Soms lees je een blog en rollen de tranen over je wangen. Deze deel ik zodat we altijd blijven herinneren dat ‘stemgeven’ van levensbelang is. The sound of a baby crying is one of the most disturbing sounds there is to the human brain.
The military has used the sounds of crying babies to torture people. The noise calls to the lowest parts of our minds and says that something is wrong. When people hear a crying child their first response is to try to make the noise stop. Bottles. Pacifiers. Rocking. Anything to alleviate this sound that seems to drill a hole through our head. The cries of a baby are an awful sound. At least that’s what I used think.
In 2006 my wife and I were in Almaty, Kazakhstan, adopting our son (our fourth child). In Kazakhstan they have traditional orphanages. Picture all the images you’ve seen in movies about orphanages, except much, much poorer. This one was in an old Soviet compound, surrounded by a crumbling stone wall.
For a few weeks before the adoption, we visited our sixteen-month-old son every day at the orphanage for about an hour and a half. Most days they would bring him to us. We would arrive and a worker would take a diaper from us and bring him back in the diaper and whatever random outfit they could find. Many days he wore pink tights decorated with flowers.

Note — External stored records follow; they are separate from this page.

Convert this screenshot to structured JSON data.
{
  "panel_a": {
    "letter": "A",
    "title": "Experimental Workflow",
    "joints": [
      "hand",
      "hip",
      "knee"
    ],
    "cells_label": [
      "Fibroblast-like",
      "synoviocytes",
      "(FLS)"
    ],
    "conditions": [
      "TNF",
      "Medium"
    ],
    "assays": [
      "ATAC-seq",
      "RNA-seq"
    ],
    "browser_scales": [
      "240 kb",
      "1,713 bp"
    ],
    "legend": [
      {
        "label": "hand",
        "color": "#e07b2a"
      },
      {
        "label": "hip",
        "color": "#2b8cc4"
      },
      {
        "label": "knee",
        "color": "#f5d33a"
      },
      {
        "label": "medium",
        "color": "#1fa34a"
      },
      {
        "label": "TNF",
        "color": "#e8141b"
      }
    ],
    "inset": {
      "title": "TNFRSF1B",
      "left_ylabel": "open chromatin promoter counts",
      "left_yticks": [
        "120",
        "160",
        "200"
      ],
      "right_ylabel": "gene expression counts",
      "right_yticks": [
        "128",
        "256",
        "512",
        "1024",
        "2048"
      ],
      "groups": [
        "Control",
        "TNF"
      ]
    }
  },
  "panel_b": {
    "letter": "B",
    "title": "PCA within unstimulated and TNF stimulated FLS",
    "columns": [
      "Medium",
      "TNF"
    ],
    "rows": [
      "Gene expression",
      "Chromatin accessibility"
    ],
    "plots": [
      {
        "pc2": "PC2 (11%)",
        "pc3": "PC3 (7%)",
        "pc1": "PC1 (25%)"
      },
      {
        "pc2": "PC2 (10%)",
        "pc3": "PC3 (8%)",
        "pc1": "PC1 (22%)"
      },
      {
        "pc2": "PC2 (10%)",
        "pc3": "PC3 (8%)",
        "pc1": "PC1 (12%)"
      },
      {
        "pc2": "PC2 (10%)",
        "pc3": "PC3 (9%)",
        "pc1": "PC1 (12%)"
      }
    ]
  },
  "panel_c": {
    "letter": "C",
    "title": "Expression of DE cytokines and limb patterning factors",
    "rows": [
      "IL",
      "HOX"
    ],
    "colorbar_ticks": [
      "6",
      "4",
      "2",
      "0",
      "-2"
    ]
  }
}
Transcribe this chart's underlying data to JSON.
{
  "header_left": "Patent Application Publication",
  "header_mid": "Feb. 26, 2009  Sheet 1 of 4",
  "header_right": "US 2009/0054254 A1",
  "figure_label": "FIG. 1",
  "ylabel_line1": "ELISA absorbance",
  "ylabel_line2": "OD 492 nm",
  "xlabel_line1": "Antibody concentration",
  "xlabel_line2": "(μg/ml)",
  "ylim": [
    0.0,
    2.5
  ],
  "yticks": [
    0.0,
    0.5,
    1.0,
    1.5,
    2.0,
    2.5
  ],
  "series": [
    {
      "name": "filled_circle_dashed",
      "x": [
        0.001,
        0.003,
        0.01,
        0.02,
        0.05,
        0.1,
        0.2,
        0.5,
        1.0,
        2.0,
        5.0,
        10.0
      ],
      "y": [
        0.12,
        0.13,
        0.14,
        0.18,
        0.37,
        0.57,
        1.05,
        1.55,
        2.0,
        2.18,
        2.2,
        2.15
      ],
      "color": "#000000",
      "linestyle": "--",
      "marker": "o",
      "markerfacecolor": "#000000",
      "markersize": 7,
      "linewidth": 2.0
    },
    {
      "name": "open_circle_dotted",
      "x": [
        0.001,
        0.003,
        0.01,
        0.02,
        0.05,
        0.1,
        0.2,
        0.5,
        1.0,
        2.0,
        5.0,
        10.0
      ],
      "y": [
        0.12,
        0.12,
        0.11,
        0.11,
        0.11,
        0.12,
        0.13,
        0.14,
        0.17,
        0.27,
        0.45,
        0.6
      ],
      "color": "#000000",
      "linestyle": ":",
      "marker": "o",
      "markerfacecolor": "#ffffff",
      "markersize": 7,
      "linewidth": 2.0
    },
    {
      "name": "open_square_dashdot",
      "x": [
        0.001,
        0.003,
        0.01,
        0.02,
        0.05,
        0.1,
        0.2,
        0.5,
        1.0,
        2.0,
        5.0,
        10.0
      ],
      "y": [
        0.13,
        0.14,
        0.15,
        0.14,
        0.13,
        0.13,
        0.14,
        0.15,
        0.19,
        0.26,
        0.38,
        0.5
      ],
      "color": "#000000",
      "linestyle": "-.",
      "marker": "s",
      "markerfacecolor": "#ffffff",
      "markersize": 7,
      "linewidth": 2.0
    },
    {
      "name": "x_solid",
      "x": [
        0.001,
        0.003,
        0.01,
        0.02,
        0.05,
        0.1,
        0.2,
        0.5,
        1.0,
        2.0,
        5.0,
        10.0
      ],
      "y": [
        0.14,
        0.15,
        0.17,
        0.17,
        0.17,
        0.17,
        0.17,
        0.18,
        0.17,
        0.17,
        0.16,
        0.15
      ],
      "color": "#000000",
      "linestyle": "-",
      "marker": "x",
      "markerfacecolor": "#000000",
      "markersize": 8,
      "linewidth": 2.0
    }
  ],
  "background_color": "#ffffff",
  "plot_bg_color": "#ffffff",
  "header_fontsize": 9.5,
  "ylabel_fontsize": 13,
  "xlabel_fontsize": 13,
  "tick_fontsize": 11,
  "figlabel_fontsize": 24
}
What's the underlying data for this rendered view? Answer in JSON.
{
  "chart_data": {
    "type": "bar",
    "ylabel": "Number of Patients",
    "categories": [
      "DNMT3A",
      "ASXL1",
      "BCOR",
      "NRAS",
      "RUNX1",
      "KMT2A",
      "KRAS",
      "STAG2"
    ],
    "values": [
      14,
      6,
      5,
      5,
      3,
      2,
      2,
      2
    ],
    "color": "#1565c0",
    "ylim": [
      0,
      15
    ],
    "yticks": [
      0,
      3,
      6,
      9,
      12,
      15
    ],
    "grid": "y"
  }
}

The workers sincerely cared for the children. They were simply overwhelmed. The ratio seemed to be about one to thirty, maybe more. On one particular day, no worker was available to retrieve our son and we decided to look in and see where he spent most of his time. We cautiously stepped into a room full of cribs. About twenty cribs, each with a child anywhere from a few months to a year or so old. My wife and I both stood there, feeling that something was wrong. The room was perfectly peaceful. Calm and still.
Silent.
We looked to see if all the children were sleeping. Only a few. Some sat up in their cribs. Most lay on their backs. We knew from visiting our son that he was always hungry. They didn’t have enough to feed them all properly. Our son was sixteen-months old and weighed about fifteen pounds.
A room of twenty hungry children should be a cacophony of cries. Even if they weren’t hungry some of them should need changing. Some should want attention. Some should want to be held.
These children had cried once. It’s instinctual. A child cries to tell adults they have needs.
But if the child cries over and over and these needs aren’t met, if no one comes, they soon learn that crying is pointless. This was an entire room of children who had simply shut down. At that moment, if they had asked me to adopt them all I would have taken them.
Crying is the sound of life. The child is saying, “I believe that someone will meet my needs. Someone will come. Someone loves me.”
It’s a beautiful sound. The first time our son cried we knew something had changed in him. He realized that we would respond to his cries.
The next time that you’re somewhere that a child’s cries shouldn’t be heard – in church, at a restaurant, at a theater – remember this: it’s the purest call for love there is. Don’t hate the interrupting noise.
Rejoice that the cry you hear will be answered.